SB141 and Education: How do we move to the head of the class now?
Centuries ago, there lived an English livery stable owner named Thomas Hobson. His non-negotiable policy was that every customer had to take the horse nearest the stable door or none at all. Today, a choice without an alternative is known as a Hobson's choice.
With a week to go before 50,000 students are scheduled to walk through the front doors of Anchorage public schools, an estimated 3,000 Anchorage public school teachers are gathering Monday afternoon at the Sullivan Arena to vote on the School District's final offer on a three-year compensation package.
While both sides have legitimate positions, the end result has been a take it or leave it offer that would make Thomas Hobson proud.
For months, the two sides have remained at an impasse over the cost of the teachers' contract. With rising operational costs and a growing burden on local property taxpayers, the district feels it has given enough. With rising health care costs and stagnant wage growth, educators feel they have given more than enough. The district has stated that if the teachers strike, schools will remain closed.

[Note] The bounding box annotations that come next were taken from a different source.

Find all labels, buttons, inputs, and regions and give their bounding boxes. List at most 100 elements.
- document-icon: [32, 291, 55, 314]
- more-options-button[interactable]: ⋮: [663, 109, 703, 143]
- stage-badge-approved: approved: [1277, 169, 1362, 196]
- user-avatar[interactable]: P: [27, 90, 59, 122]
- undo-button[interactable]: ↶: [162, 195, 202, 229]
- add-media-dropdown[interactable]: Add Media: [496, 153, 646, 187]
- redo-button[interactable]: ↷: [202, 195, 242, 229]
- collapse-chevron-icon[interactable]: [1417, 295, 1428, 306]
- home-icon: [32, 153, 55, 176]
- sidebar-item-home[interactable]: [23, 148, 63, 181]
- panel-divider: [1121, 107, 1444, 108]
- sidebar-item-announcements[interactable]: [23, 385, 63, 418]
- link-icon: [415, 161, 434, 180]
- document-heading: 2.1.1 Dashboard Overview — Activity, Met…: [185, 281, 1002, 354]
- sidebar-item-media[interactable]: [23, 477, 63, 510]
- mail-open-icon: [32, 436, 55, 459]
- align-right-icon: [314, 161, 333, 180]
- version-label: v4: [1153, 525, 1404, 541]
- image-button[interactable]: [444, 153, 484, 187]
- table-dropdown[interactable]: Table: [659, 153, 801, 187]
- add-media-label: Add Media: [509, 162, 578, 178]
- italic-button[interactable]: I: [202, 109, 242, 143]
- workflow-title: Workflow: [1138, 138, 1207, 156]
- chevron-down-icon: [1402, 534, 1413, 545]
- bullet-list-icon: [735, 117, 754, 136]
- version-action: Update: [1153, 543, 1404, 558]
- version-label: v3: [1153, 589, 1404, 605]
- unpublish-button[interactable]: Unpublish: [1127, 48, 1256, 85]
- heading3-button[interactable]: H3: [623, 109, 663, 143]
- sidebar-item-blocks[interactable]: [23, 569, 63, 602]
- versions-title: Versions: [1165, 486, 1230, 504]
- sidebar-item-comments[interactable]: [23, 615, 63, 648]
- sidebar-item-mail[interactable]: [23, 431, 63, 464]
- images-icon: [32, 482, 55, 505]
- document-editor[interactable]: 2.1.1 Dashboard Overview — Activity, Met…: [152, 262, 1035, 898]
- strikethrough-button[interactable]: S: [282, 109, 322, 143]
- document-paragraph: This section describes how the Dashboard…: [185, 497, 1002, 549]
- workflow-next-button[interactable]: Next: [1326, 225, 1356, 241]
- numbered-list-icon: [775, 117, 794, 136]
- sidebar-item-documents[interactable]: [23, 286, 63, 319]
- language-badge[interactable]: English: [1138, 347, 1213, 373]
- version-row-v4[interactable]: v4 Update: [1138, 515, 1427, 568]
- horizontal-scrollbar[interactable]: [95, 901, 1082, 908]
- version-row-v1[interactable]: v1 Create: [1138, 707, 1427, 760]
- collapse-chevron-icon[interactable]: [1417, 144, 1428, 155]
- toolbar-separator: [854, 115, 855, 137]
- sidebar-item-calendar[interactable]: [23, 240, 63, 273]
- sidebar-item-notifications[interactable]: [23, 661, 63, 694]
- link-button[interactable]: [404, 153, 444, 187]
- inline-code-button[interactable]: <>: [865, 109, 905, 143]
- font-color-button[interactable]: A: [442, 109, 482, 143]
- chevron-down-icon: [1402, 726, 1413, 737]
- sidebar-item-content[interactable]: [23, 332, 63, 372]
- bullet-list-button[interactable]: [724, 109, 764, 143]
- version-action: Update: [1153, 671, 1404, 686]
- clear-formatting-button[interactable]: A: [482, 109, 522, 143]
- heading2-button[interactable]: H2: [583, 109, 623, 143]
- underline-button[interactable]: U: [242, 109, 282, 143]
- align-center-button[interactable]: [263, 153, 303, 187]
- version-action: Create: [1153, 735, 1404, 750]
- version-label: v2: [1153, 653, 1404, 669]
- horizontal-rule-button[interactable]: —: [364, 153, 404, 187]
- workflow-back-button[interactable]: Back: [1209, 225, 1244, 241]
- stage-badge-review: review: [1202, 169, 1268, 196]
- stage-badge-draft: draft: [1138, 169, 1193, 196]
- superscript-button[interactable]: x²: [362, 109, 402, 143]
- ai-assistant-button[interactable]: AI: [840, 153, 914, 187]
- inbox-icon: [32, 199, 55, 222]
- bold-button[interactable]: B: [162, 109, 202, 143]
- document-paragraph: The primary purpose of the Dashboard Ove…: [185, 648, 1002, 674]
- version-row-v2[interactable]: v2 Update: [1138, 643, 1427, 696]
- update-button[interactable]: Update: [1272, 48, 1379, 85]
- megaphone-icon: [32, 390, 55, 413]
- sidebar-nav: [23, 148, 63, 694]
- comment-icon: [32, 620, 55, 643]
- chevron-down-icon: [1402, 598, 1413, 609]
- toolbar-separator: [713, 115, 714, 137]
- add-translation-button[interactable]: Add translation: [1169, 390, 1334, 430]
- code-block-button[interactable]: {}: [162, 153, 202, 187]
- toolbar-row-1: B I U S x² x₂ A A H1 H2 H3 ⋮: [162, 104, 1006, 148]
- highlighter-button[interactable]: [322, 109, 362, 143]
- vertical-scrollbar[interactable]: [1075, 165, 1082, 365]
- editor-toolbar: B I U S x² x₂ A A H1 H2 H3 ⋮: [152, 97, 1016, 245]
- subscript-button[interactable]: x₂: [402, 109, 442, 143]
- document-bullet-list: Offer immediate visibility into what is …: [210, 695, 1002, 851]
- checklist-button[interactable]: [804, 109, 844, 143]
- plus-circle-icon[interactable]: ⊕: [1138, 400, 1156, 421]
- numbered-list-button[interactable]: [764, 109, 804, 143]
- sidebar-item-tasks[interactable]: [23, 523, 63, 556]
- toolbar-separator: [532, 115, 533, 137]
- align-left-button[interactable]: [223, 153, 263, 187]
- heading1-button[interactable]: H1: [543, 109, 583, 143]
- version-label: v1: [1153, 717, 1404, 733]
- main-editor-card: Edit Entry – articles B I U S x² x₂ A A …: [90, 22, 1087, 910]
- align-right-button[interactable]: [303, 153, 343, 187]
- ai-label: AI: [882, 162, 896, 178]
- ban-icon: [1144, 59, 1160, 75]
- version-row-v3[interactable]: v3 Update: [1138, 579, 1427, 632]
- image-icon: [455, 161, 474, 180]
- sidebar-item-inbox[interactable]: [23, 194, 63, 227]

For years Alaska's school districts and teachers statewide have operated under increasing demands and rising costs.
The large increases we've seen in state education funding in the past two years have been directly due to years of underfunding by the Legislature. Given the boom and bust funding history, both sides at the bargaining table are concerned about keeping up with rising costs.
Every day, Anchorage School Superintendent Carol Comeau is responsible for 50,000 students and 5,550 employees. She's rightfully worried about being able to cover the cost increases of tomorrow. In Anchorage, roughly 45 percent of property taxes goes to funding public schools. Comeau has the prickly task of balancing mounting costs from liability issues, labor and health care and a rapidly changing student profile against income from local property taxes.
Meanwhile, Anchorage teachers are rightfully worried about affording today's rising costs.
For the last 20 years, the average increase in a teacher's salary has been less than the inflation rate. And let's face it: Today's classroom is dramatically more demanding than 20 years ago.
Factor in slow wage growth, the increased cost of living and more demands on the job, and teachers have valid arguments.
Thankfully, we can all step back from the ledge: Thomas Hobson has left the building.
Last month Gov. Frank Murkowski signed a controversial retirement reform package for public employees that includes teachers. For those hired after July 1, 2006, retirement security will be based on the market-driven nature of a 401(k) plan. The success of this retirement scheme for employees will depend on annual wage growth.
According to the administration's actuarial projections that were trumpeted to push through the retirement changes, wages must grow 3.75 to 4.5 percent annually for the 401(k) plan to work.
So since the governor and the Legislature have set the bar for compensation increases and health care contributions, they now have assumed the responsibility of helping communities live up to those requirements.
And if the governor has any doubts about the proposed increase in teachers' compensation, he should compare their proposal to the far more generous salary increases political appointees and politicians have enjoyed recently.
In May, Gov. Murkowski supported legislation that gave all 14 commissioners, the governor and the lieutenant governor a 37 percent raise. In June, legislators voted to give themselves a 131 percent raise in per diem.
To put those numbers into context, over the past 20 years, teachers' salaries have increased by an average of 1.36 percent per year.
The governor should immediately step forward and commit to next year's education funding level to avert a potential strike. In addition, he should finally propose an adequate long-term fiscal plan that provides a sustainable stream of education funding so that districts can plan for the future.
With oil at $60 and a billion-dollar surplus being projected, now is the time to stabilize education funding. Communities like Anchorage should not have to suffer through this same drama every three years.
This choice affects us all. Lucky for us, it doesn't have to be a Hobson's choice.